Note 5 – Accounting for Stock-Based Compensation

Restricted Stock

In the three-month period ended August 31, 2022, as part of our annual long-term stock incentive compensation, we granted 74,660 shares of performance-based restricted stock and 93,450 shares of time-based restricted stock to eligible employees. The grant date fair value per share for these shares was $41.88 (the closing price per share of our common stock on the grant date). We also granted 28,314 shares of time-based restricted stock to members of the Board of Directors with a grant date fair value per share of $48.56 (the closing price per share of our common stock on the grant date).

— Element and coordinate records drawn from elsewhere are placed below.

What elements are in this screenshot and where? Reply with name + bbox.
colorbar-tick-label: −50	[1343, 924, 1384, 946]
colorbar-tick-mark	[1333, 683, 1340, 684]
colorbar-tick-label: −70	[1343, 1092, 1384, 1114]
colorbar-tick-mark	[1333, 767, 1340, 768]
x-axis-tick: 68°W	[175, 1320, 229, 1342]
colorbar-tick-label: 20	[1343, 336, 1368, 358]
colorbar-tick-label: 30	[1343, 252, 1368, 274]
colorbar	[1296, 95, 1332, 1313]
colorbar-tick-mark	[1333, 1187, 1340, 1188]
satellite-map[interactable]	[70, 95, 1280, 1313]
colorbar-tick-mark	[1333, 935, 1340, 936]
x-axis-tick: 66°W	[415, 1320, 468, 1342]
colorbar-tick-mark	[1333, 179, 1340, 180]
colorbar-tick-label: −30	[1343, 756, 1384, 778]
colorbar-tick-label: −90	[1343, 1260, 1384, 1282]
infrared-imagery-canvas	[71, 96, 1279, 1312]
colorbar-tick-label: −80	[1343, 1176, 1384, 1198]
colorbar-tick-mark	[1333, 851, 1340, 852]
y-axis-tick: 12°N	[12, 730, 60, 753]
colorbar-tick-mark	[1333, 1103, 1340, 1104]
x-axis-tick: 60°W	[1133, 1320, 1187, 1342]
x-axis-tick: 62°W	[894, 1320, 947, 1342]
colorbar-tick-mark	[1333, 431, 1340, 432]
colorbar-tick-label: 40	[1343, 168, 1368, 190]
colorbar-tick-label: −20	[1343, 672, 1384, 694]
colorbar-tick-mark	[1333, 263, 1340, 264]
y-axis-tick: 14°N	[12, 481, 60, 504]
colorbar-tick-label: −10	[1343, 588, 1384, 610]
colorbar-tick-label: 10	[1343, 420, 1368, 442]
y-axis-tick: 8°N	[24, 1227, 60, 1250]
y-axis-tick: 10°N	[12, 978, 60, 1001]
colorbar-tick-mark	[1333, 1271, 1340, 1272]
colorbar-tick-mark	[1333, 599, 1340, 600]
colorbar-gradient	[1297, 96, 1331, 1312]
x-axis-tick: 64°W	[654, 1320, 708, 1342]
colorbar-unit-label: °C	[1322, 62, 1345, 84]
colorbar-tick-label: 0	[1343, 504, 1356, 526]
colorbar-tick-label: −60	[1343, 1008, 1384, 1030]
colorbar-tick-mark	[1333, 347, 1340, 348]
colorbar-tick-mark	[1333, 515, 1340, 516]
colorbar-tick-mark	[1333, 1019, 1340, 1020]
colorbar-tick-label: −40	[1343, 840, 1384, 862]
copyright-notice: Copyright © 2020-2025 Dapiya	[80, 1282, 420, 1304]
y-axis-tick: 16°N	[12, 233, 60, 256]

Expense charged to operations for restricted stock during each of the three-month periods ended February 28, 2023 and 2022 was $2.6 million and $0.2 million, respectively, and $7.5 million and $2.9 million during the nine-month periods ended February 28, 2023 and 2022, respectively.

Stock Options

In July 2022, as part of our annual long-term stock incentive compensation, we granted 221,900 stock options to eligible employees at an exercise price per share of $41.88 and grant date fair value per share of $17.61. The fair value of stock options was estimated using the Black-Scholes option pricing model with the following assumptions:

Risk-free interest rate

    

3.1

%

Expected volatility of common stock

 

42.2

%

Dividend yield

 

0.0

%

Expected option term in years

 

5.2

The total intrinsic value of stock options exercised during the nine-month periods ended February 28, 2023 and 2022 was $8.6 million and $4.3 million, respectively. Expense charged to operations for stock options during the three-month periods ended February 28, 2023 and 2022 was $0.9 million and $0.8 million, respectively, and during the nine-month periods ended February 28, 2023 and 2022 was $2.9 million and $2.9 million, respectively.